Dr. Lisa Seyfried, ehemalige Universitätsassistentin am Institut für Völkerrecht und internationale Beziehungen verteidigte am 26. Mai 2026 ihre Dissertation zum Thema „Die völkerrechtliche Staatenimmunität im österreichischen Zivilverfahrensrecht: Eine Analyse der Entscheidungen nationaler und internationaler Gerichte“.

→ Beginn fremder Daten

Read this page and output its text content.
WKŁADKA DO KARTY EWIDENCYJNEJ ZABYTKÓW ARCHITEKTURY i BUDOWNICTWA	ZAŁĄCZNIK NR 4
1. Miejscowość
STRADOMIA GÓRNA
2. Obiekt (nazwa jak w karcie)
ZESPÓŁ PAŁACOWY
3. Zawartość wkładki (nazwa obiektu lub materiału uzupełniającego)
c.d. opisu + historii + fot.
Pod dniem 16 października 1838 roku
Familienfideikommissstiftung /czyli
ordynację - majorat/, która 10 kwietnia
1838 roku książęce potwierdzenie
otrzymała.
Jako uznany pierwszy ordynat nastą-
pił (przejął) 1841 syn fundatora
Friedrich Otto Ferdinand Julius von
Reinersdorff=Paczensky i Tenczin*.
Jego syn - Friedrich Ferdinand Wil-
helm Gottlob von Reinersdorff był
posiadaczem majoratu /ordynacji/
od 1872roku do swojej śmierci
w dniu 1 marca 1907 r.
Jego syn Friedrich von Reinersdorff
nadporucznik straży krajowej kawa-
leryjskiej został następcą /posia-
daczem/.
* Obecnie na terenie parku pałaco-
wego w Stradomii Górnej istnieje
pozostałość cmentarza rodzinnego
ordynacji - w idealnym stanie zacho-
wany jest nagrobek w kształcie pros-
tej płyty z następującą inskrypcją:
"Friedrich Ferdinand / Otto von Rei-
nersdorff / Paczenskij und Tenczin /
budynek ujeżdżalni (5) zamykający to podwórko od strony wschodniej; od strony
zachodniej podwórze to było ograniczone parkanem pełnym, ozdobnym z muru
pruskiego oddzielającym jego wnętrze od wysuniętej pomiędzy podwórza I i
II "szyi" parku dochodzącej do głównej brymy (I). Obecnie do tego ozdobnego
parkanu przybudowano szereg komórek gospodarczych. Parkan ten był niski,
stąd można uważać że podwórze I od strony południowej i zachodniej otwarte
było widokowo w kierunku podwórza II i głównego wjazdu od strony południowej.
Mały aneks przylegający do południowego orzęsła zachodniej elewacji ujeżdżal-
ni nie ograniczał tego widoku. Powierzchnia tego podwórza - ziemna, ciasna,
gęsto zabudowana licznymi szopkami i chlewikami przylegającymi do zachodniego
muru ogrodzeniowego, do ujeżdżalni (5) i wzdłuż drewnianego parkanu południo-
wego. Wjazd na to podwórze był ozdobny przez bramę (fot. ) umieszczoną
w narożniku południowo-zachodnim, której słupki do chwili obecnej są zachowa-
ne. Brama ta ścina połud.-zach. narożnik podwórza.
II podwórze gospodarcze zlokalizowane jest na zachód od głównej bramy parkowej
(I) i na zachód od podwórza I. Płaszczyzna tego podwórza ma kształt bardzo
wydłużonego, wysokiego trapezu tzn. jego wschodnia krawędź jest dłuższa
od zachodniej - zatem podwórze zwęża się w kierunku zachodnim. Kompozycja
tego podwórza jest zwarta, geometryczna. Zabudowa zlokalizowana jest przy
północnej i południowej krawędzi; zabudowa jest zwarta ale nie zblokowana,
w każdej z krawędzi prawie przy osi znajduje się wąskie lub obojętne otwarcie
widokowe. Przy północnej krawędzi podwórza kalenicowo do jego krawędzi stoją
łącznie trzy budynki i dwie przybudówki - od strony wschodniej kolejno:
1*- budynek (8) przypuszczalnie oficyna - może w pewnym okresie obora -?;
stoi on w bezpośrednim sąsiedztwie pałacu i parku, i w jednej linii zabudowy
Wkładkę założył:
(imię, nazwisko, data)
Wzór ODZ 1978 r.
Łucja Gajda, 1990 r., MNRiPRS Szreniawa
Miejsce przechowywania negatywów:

Ihre herausragende Arbeit widmet sich der Analyse des nationalen Ansatzes des OGH zur restriktiven Staatenimmunität im Völkerrecht, der den Justizgewährungsanspruch des Klägers stets berücksichtigt. Nach der Darstellung der maßgeblichen Aspekte des völkerrechtlichen Staatenimmunitätsrechts und des Gerichtsbarkeitsrechts untersucht die Arbeit die prozessualen Auswirkungen des Bestehens der Staatenimmunität im österreichischen Zivilprozess sowie die nationale österreichische Entscheidungspraxis zu den Ausnahmen von der staatlichen Immunität im Sinne der restriktiven Staatenimmunität. Dabei gelangt sie zu dem Ergebnis, dass die österreichische Rechtsprechung in bestimmten immunitätsrechtlichen Bereichen zur Festigung der Staatenpraxis und zur Fortentwicklung des Völkerrechts beiträgt. In anderen Aspekten wird deutlich, dass dem Pluralismus ein gewisser Vorrang einzuräumen ist, da Staaten im Bereich der Staatenimmunität als Schnittstelle zum nationalen Zivilverfahrensrecht über ein entsprechendes Ermessen verfügen.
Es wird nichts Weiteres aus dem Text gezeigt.